As private markets evolve, the industry must grapple with a number of questions shaping it. One area of interest is the mounting level of dry powder, which reached an estimated $1.8 trillion, according to our 2018 private markets annual review. In this video, McKinsey senior partner Aly Jeddy and partner Matt Portner talk through whether this is a concern, as well as whether dry powder is the right metric to focus on. An edited transcript of their remarks follows.
Is dry powder anything to worry about?
Matt Portner: There’s a lot of hand-wringing in the industry about dry powder, and there has been for a few years now. What we’ve said previously is that if you look at dry powder more as inventory on hand than as an absolute number, it’s less of a concern, because deal activity has historically kept up with fundraising. That means that if you look at it over time, it’s been fairly consistent how much dry powder the industry has on hand.
What’s changed in the past couple years is deal activity has started to fall. And when deal activity starts to fall and dry powder continues to accumulate, that can become a problem overall. Now, add to that that limited partners are putting pressure on their external managers to deploy that capital, and you get an increase in multiples. You get external managers doing deals that they might not otherwise do, at multiples they might not otherwise pay—and that can become a problem.
Is dry powder a useful industry metric?
Aly Jeddy: The most disciplined investors have always resisted the idea of focusing on dry powder. The conventional logic has been that, when there is a lot of dry powder, two things can happen. One, fundraising might not occur as robustly, because people might say, “Well, what have you done with the money I already gave you?” Obviously, that’s not happening. We continue to see very robust fundraising.

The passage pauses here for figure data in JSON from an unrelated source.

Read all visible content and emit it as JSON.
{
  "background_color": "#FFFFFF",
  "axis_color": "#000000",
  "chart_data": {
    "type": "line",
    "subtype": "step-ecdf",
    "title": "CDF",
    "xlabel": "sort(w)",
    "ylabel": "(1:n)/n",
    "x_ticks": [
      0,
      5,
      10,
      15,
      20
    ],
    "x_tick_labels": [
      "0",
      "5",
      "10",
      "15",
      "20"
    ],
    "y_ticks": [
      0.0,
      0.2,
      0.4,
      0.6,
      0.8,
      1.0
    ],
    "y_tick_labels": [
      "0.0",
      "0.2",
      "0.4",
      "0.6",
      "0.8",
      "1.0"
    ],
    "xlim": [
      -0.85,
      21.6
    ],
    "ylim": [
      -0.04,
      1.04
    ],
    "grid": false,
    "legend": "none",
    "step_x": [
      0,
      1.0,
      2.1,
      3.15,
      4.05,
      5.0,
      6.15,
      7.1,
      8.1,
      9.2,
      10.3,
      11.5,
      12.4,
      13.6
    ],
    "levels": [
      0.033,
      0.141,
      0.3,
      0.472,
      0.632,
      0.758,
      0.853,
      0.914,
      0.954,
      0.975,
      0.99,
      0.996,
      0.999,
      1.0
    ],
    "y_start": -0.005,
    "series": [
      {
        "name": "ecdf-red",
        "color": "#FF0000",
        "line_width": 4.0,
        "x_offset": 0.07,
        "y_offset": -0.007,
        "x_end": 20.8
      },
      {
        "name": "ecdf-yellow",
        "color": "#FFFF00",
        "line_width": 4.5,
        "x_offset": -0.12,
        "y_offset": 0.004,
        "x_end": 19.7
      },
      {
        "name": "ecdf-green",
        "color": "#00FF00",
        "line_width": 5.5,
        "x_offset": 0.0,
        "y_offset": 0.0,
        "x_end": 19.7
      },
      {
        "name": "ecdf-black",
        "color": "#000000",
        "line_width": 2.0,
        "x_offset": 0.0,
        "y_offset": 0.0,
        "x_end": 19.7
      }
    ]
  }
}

The other, bigger concern has been, “It’ll burn a hole in your pocket.” You as a GP [general partner] will say, “I’ve got all this undeployed money. So, I need to deploy it, and you’ll become less disciplined.” The most sophisticated GPs will say, “We have enough rigor and discipline around the investment process that we will not deploy money into a suboptimal investment simply because we happen to have it.”
To my other point, the proxy of dry powder becomes a poor one when, in fact, that’s not the only capital at my disposal. In fact, if I found a fabulous transaction that was far in excess of my dry powder, it would not take me long to amass the remainder of the capital from sophisticated investors who can analyze transactions on their own, have strong points of view, and have enormous amounts of capital to deploy alongside in interesting structures.
So that’s why the metric of dry powder—while the industry continues to focus on it and talk about it, and we talk about it too because it does have implications for future J-curve evolution—again, if you’re talking about the ability to do deals or the ability to be disciplined, it’s not a useful proxy.